Adams talked down criticism of TICS. She says we’ve moved from having one company control the only significant network to multiple networks and many companies.
She says: “The way we communication now is different to the copper era and the industry operates differently. We haven’t changed our definition of what is a network operator or what is a service provider and what their obligations are.
“The new law is simply a matter of updating the rules for a digital world. What hasn’t changed is the importance of real time interception for law enforcement. The police are dependent on real time interception to tackle crime”.
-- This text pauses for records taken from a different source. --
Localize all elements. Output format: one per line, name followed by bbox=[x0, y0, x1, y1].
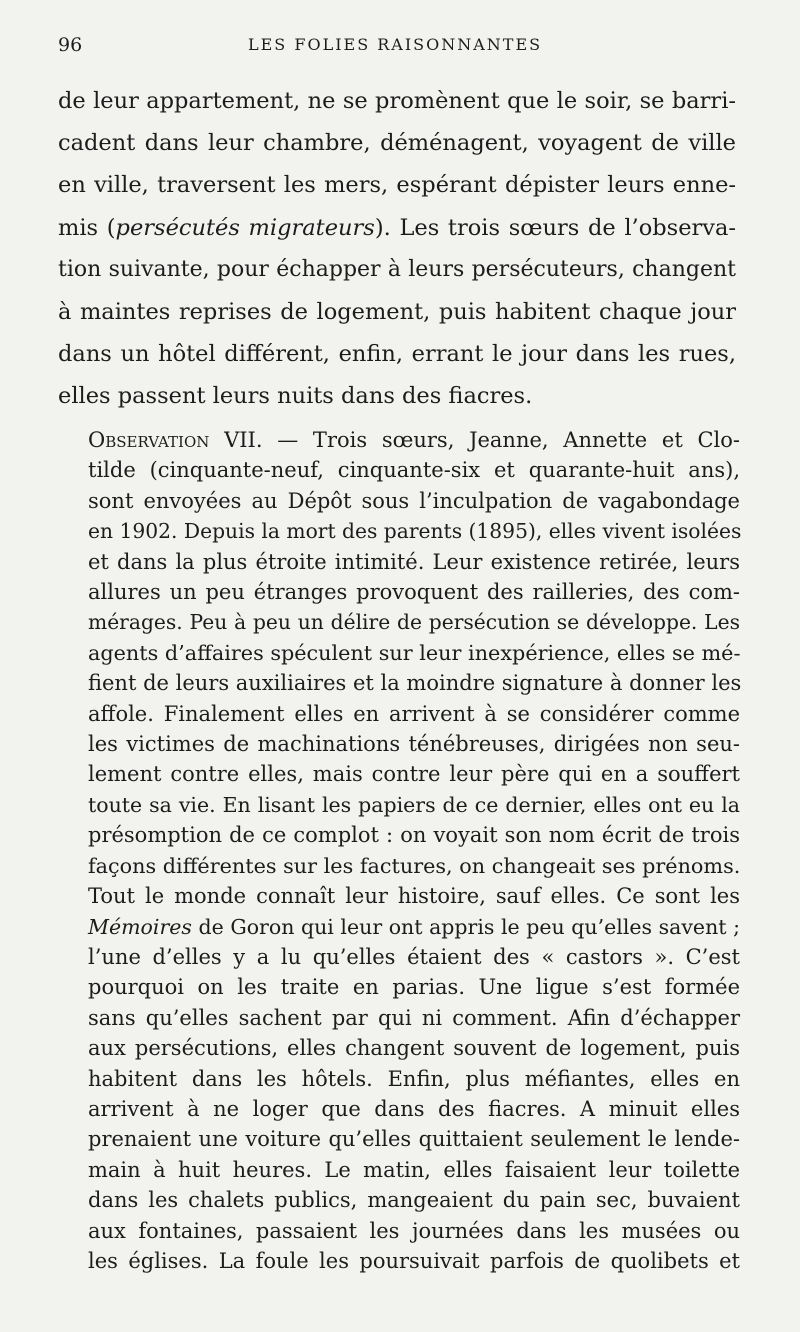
text-line: les victimes de machinations ténébreuses, dirigées non seu- bbox=[88, 732, 740, 757]
italic-title: Mémoires bbox=[88, 914, 192, 939]
observation-label: Observation bbox=[88, 428, 210, 452]
running-title: LES FOLIES RAISONNANTES bbox=[248, 35, 543, 54]
text-line: prenaient une voiture qu’elles quittaient seulement le lende- bbox=[88, 1127, 740, 1152]
text-line: en ville, traversent les mers, espérant dépister leurs enne- bbox=[58, 172, 736, 199]
paragraph-1 bbox=[58, 80, 736, 418]
text-line: l’une d’elles y a lu qu’elles étaient des « castors ». C’est bbox=[88, 944, 740, 969]
text-line bbox=[64, 425, 740, 455]
text-line: tilde (cinquante-neuf, cinquante-six et quarante-huit ans), bbox=[88, 458, 740, 483]
text-line: dans les chalets publics, mangeaient du pain sec, buvaient bbox=[88, 1188, 740, 1213]
text-line: main à huit heures. Le matin, elles faisaient leur toilette bbox=[88, 1157, 740, 1182]
text-segment: ). Les trois sœurs de l’observa- bbox=[374, 214, 737, 241]
text-line: cadent dans leur chambre, déménagent, voyagent de ville bbox=[58, 130, 736, 157]
text-segment: de Goron qui leur ont appris le peu qu’elles savent ; bbox=[191, 914, 740, 939]
text-line: de leur appartement, ne se promènent que le soir, se barri- bbox=[58, 88, 736, 114]
text-line: allures un peu étranges provoquent des railleries, des com- bbox=[88, 580, 740, 605]
text-line: elles passent leurs nuits dans des fiacres. bbox=[58, 383, 533, 410]
text-line: lement contre elles, mais contre leur père qui en a souffert bbox=[88, 762, 740, 787]
italic-term: persécutés migrateurs bbox=[115, 214, 375, 241]
text-line: mérages. Peu à peu un délire de persécution se développe. Les bbox=[88, 610, 740, 635]
text-segment: — Trois sœurs, Jeanne, Annette et Clo- bbox=[262, 428, 741, 452]
text-line: dans un hôtel différent, enfin, errant le jour dans les rues, bbox=[58, 341, 736, 368]
text-line: tion suivante, pour échapper à leurs persécuteurs, changent bbox=[58, 256, 736, 282]
text-line: sans qu’elles sachent par qui ni comment. Afin d’échapper bbox=[88, 1005, 740, 1030]
text-line: affole. Finalement elles en arrivent à se considérer comme bbox=[88, 701, 740, 726]
text-line: présomption de ce complot : on voyait son nom écrit de trois bbox=[88, 823, 740, 848]
page-number: 96 bbox=[58, 34, 83, 56]
text-line: agents d’affaires spéculent sur leur inexpérience, elles se mé- bbox=[88, 640, 741, 665]
text-line: pourquoi on les traite en parias. Une ligue s’est formée bbox=[88, 975, 740, 1000]
text-line: toute sa vie. En lisant les papiers de ce dernier, elles ont eu la bbox=[88, 792, 740, 817]
text-line bbox=[58, 207, 736, 249]
observation-paragraph bbox=[64, 425, 740, 1276]
text-line: et dans la plus étroite intimité. Leur existence retirée, leurs bbox=[88, 549, 740, 574]
text-line: fient de leurs auxiliaires et la moindre signature à donner les bbox=[88, 671, 742, 696]
text-line: à maintes reprises de logement, puis habitent chaque jour bbox=[58, 299, 736, 326]
text-line: aux fontaines, passaient les journées dans les musées ou bbox=[88, 1218, 740, 1243]
text-line: aux persécutions, elles changent souvent de logement, puis bbox=[88, 1036, 740, 1061]
text-segment: mis ( bbox=[58, 214, 116, 241]
text-line: les églises. La foule les poursuivait parfois de quolibets et bbox=[88, 1248, 740, 1273]
running-head bbox=[58, 34, 738, 58]
text-line: sont envoyées au Dépôt sous l’inculpation de vagabondage bbox=[88, 488, 740, 513]
text-line: Tout le monde connaît leur histoire, sauf elles. Ce sont les bbox=[88, 884, 740, 909]
observation-number: VII. bbox=[209, 428, 263, 452]
text-line: arrivent à ne loger que dans des fiacres. A minuit elles bbox=[88, 1096, 740, 1121]
text-line: façons différentes sur les factures, on changeait ses prénoms. bbox=[88, 853, 741, 878]
text-line bbox=[64, 912, 740, 942]
text-line: en 1902. Depuis la mort des parents (1895), elles vivent isolées bbox=[88, 519, 742, 544]
text-line: habitent dans les hôtels. Enfin, plus méfiantes, elles en bbox=[88, 1066, 740, 1091]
Adams says contrary to what some critics say, the new law does not open backdoors. Nor does it give the GCSB fresh powers: “It doesn’t related to stored data or cloud computing. Interception requires a single warrant to cover a single person”.
The TICS legislation has come under fire from industry players and from international companies like Google and Microsoft. They see the laws as imposing new constants and say it presents them with a serious legal conflict. Demands from New Zealand agencies to turn over information elsewhere in the world could see them break local privacy and confidentiality laws.
Adams says these companies misunderstood their position under existing law. The definition of a network provider hasn’t changed. And as for the legal conflict, Adams says the TICS legislation calls for a “duty to assist”. This comes with a reasonability test.
Not a tax, nor a transfer
Turning to copper pricing Adams points out the money is not a tax or a transfer. She say it is a matter between wholesale and retail service providers (i.e. Chorus and the ISPs). “I’ve not seen any indication the service providers would pass the savings on to their customers”.
Part of the debate hangs on establishing the cost of building a modern replacement for the copper network.
She says the modern alternative is a fibre network: “Normally we look at international benchmarks and overseas best practice. But when it comes to determining the cost of building a fibre network, we know what the prices are because we’re building one here”.
Adams says the controversial copper price regime would only last for five years from 2014 to 2019. Then new regulations will come in.